JUDGEMENT
Anand Prakash, Accountant Member -
(1.)THESE are departmental appeals. The point which is common to all the years, is as to whether the learned AAC was justified in excluding the sale proceeds of agricultural land valuing Rs. 5,29,375 from the wealth of the assessee HUP.
(2.)The relevant facts may be noted. On 5-2-1969, property of the family situated at Sanai Khoja near Faridabad was settled amongst the family members, whereby the assessee was to get 4/10 share in the said property as his share. The assessee son Vikram Lal was to get 3/10 share and Smt. Brinda Lal was to get the remaining share.
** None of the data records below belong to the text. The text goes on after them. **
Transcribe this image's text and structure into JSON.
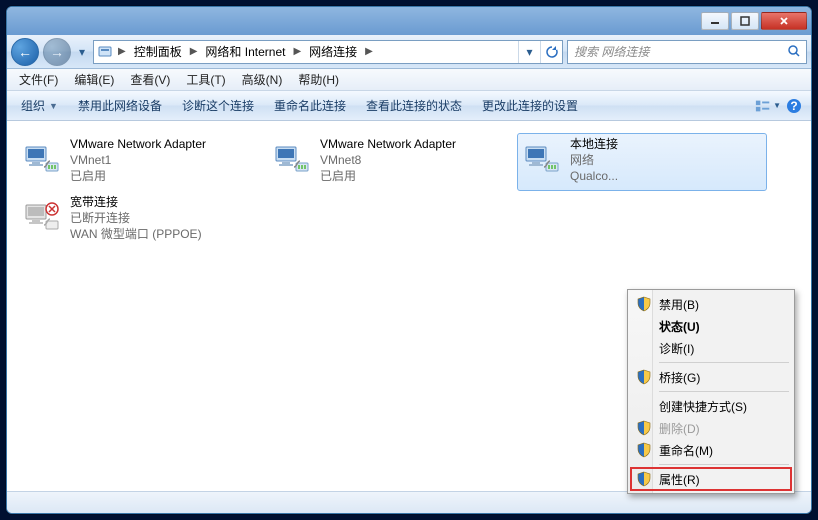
{
  "titlebar": {
    "minimize": "minimize",
    "maximize": "maximize",
    "close": "close"
  },
  "nav": {
    "breadcrumbs": [
      "控制面板",
      "网络和 Internet",
      "网络连接"
    ],
    "search_placeholder": "搜索 网络连接"
  },
  "menubar": {
    "file": "文件(F)",
    "edit": "编辑(E)",
    "view": "查看(V)",
    "tools": "工具(T)",
    "advanced": "高级(N)",
    "help": "帮助(H)"
  },
  "toolbar": {
    "organize": "组织",
    "disable": "禁用此网络设备",
    "diagnose": "诊断这个连接",
    "rename": "重命名此连接",
    "viewstatus": "查看此连接的状态",
    "changesettings": "更改此连接的设置"
  },
  "connections": [
    {
      "title": "VMware Network Adapter",
      "line2": "VMnet1",
      "line3": "已启用",
      "iconType": "net"
    },
    {
      "title": "VMware Network Adapter",
      "line2": "VMnet8",
      "line3": "已启用",
      "iconType": "net"
    },
    {
      "title": "本地连接",
      "line2": "网络",
      "line3": "Qualco...",
      "iconType": "net",
      "selected": true
    },
    {
      "title": "宽带连接",
      "line2": "已断开连接",
      "line3": "WAN 微型端口 (PPPOE)",
      "iconType": "wan"
    }
  ],
  "context_menu": {
    "items": [
      {
        "label": "禁用(B)",
        "shield": true
      },
      {
        "label": "状态(U)",
        "bold": true
      },
      {
        "label": "诊断(I)"
      },
      {
        "sep": true
      },
      {
        "label": "桥接(G)",
        "shield": true
      },
      {
        "sep": true
      },
      {
        "label": "创建快捷方式(S)"
      },
      {
        "label": "删除(D)",
        "shield": true,
        "disabled": true
      },
      {
        "label": "重命名(M)",
        "shield": true
      },
      {
        "sep": true
      },
      {
        "label": "属性(R)",
        "shield": true,
        "highlight": true
      }
    ]
  }
}
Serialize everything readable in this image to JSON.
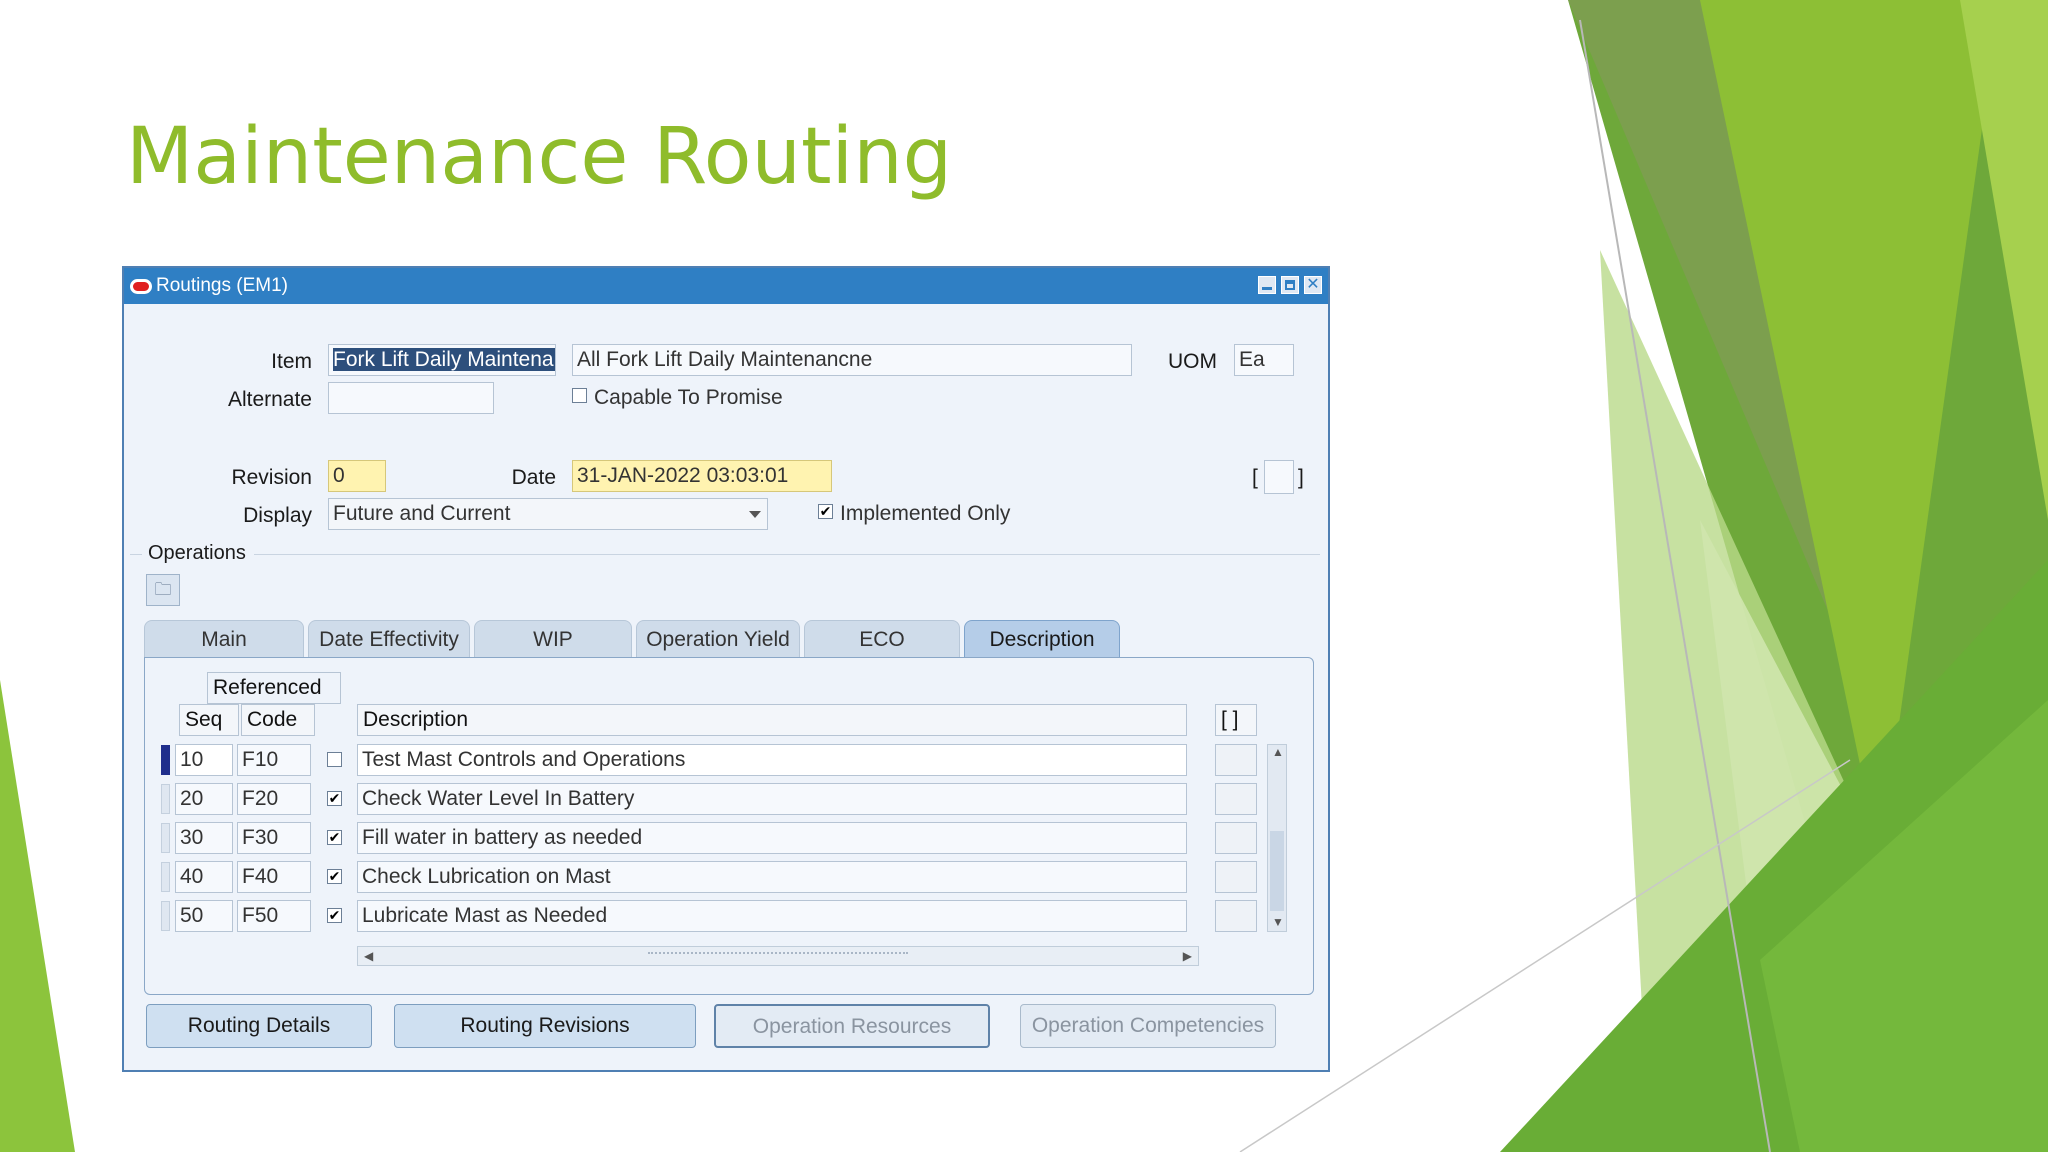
{
  "slide": {
    "title": "Maintenance Routing"
  },
  "window": {
    "title": "Routings (EM1)"
  },
  "form": {
    "item_label": "Item",
    "item_value": "Fork Lift Daily Maintenar",
    "item_description": "All Fork Lift Daily Maintenancne",
    "uom_label": "UOM",
    "uom_value": "Ea",
    "alternate_label": "Alternate",
    "alternate_value": "",
    "capable_to_promise_label": "Capable To Promise",
    "capable_to_promise_checked": false,
    "revision_label": "Revision",
    "revision_value": "0",
    "date_label": "Date",
    "date_value": "31-JAN-2022 03:03:01",
    "display_label": "Display",
    "display_value": "Future and Current",
    "implemented_only_label": "Implemented Only",
    "implemented_only_checked": true,
    "bracket_left": "[",
    "bracket_right": "]"
  },
  "operations": {
    "section_label": "Operations",
    "tabs": [
      "Main",
      "Date Effectivity",
      "WIP",
      "Operation Yield",
      "ECO",
      "Description"
    ],
    "active_tab": "Description",
    "headers": {
      "referenced": "Referenced",
      "seq": "Seq",
      "code": "Code",
      "description": "Description",
      "flex": "[ ]"
    },
    "rows": [
      {
        "seq": "10",
        "code": "F10",
        "referenced": false,
        "description": "Test Mast Controls and Operations"
      },
      {
        "seq": "20",
        "code": "F20",
        "referenced": true,
        "description": "Check Water Level In Battery"
      },
      {
        "seq": "30",
        "code": "F30",
        "referenced": true,
        "description": "Fill water in battery as needed"
      },
      {
        "seq": "40",
        "code": "F40",
        "referenced": true,
        "description": "Check Lubrication on Mast"
      },
      {
        "seq": "50",
        "code": "F50",
        "referenced": true,
        "description": "Lubricate Mast as Needed"
      }
    ]
  },
  "buttons": {
    "routing_details": "Routing Details",
    "routing_revisions": "Routing Revisions",
    "operation_resources": "Operation Resources",
    "operation_competencies": "Operation Competencies"
  },
  "colors": {
    "title_green": "#8fbc2b",
    "titlebar_blue": "#2f7fc4",
    "deco_green": "#7fb72f"
  }
}
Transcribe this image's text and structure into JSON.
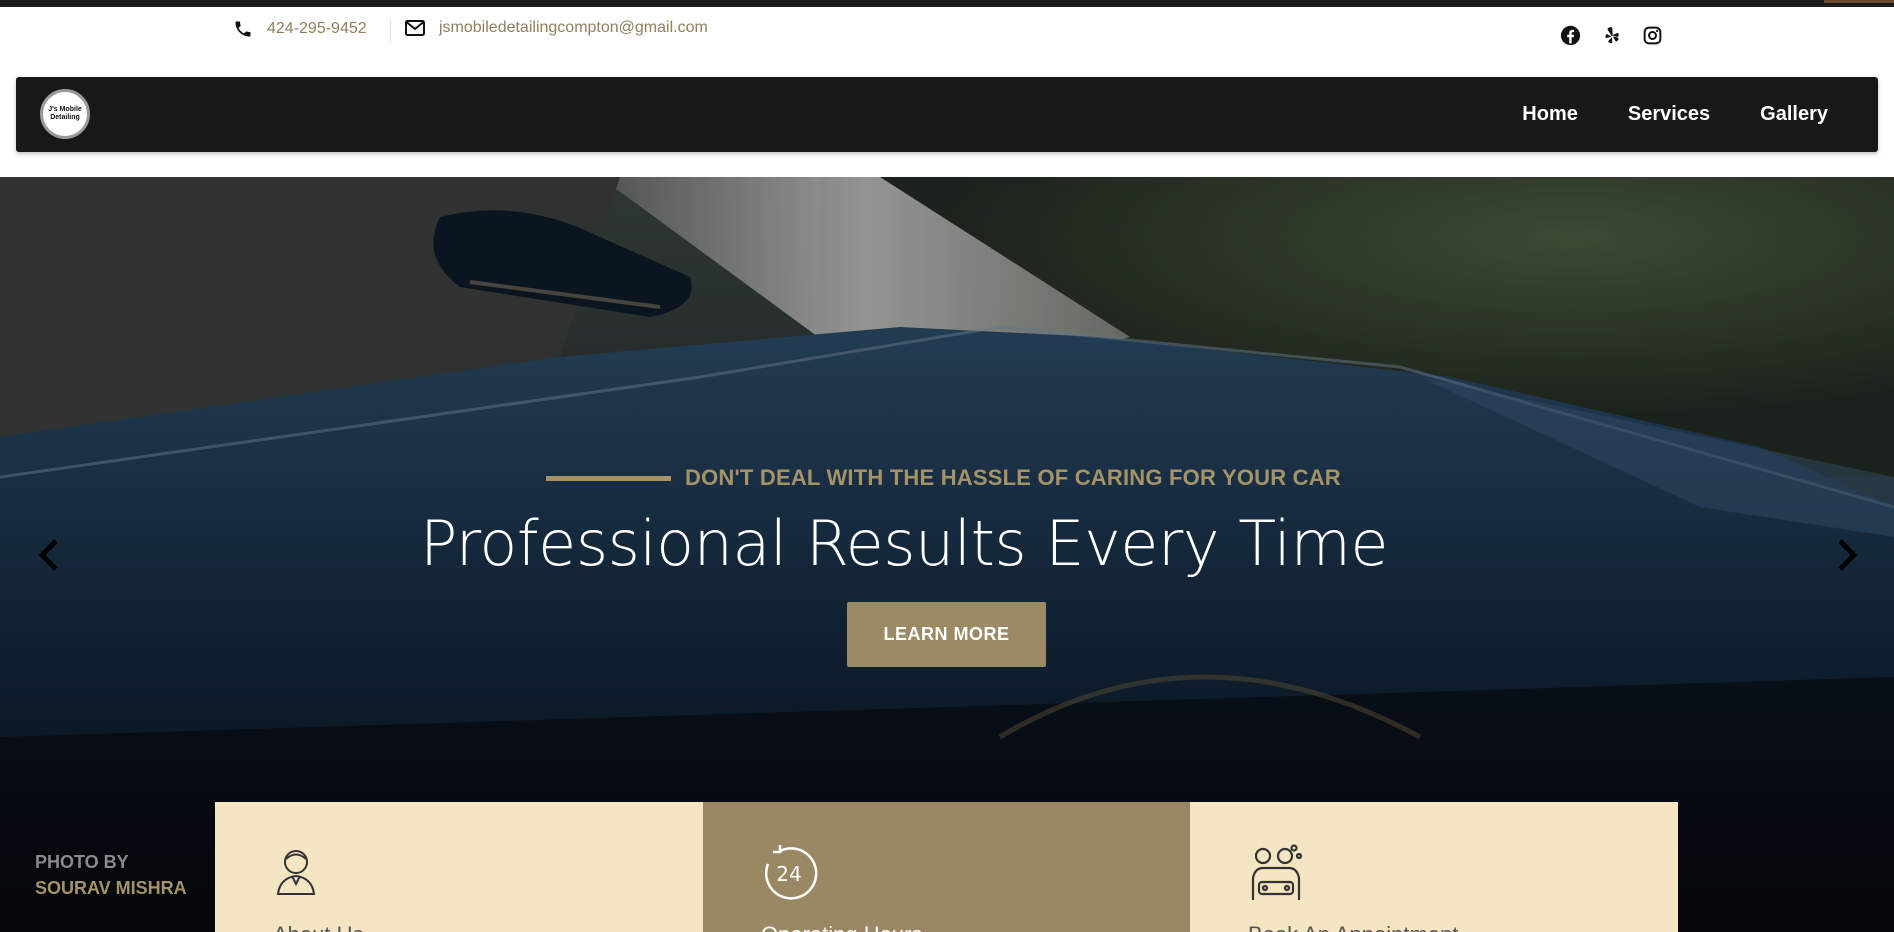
{
  "contact": {
    "phone": "424-295-9452",
    "email": "jsmobiledetailingcompton@gmail.com",
    "phone_icon": "phone-icon",
    "email_icon": "envelope-icon"
  },
  "socials": [
    "facebook-icon",
    "yelp-icon",
    "instagram-icon"
  ],
  "brand": {
    "line1": "J's Mobile",
    "line2": "Detailing"
  },
  "nav": {
    "items": [
      "Home",
      "Services",
      "Gallery"
    ]
  },
  "hero": {
    "tagline": "DON'T DEAL WITH THE HASSLE OF CARING FOR YOUR CAR",
    "headline": "Professional Results Every Time",
    "cta": "LEARN MORE",
    "prev_icon": "chevron-left-icon",
    "next_icon": "chevron-right-icon"
  },
  "credit": {
    "line1": "PHOTO BY",
    "line2": "SOURAV MISHRA"
  },
  "cards": [
    {
      "title": "About Us",
      "icon": "person-icon"
    },
    {
      "title": "Operating Hours",
      "icon": "24-hour-icon"
    },
    {
      "title": "Book An Appointment",
      "icon": "car-wash-icon"
    }
  ],
  "colors": {
    "accent": "#a59367",
    "navbar": "#181818",
    "card_light": "#f4e6c2",
    "card_dark": "#998863"
  }
}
A declaratory suit in terms of the said settlement was filed before the Sub-Judge, 1st Class on 19-2-1970 and a consent decree, dated 20-2-1970, was obtained. The said property was later sold on 27-2-1970 and the sale proceed were actually distributed amongst the above three persons in the above proportion. The said persons invested the said sale proceeds in the purchase of the shares of Eicher Tractors in their individual names and they declared the said sale proceeds and the investments therefrom in their individual wealth-tax returns. The same were accepted by the WTO in the course of time. The said persons also declared income arising from the aforesaid investments in their individual income-tax returns and the same were accepted as their incomes by the ITO. On these facts, it was pleaded by the assessee before the learned AAC that there was no justification for including the entire sale proceeds of the land in the total wealth of the family as the partition of the sale proceeds of the land itself was clear evidence of the partition of the original asset, viz., the land.
The above plea was accepted by the learned AAC, while passing his order dated 29-2-1984 in the case of the assessee for asst. year 1975-76. He pointed out inter alia that the aforesaid partition could not be held to be hit by the provisions of Section 20 of the WT Act, 1957 for the said section dealt with the cases of complete partition and not with the cases of partial partition. In the case of partial partition, whatever property was partitioned amongst the coparceners, went out of the family fold and the income therefrom could not be included in the hands of the family. It was includible in the hands of the individual coparceners, who received the property on partition. Therefore, he held that the WTO was not justified in including the entire value of the sale proceeds in the hands of the appellant. Accordingly, he deleted the addition in question.
(3.)IN respect of asst. years 1978-79 and 1979-80, the above position has also been accepted by him. The present appeals of the department are against the above finding of the learned AAC.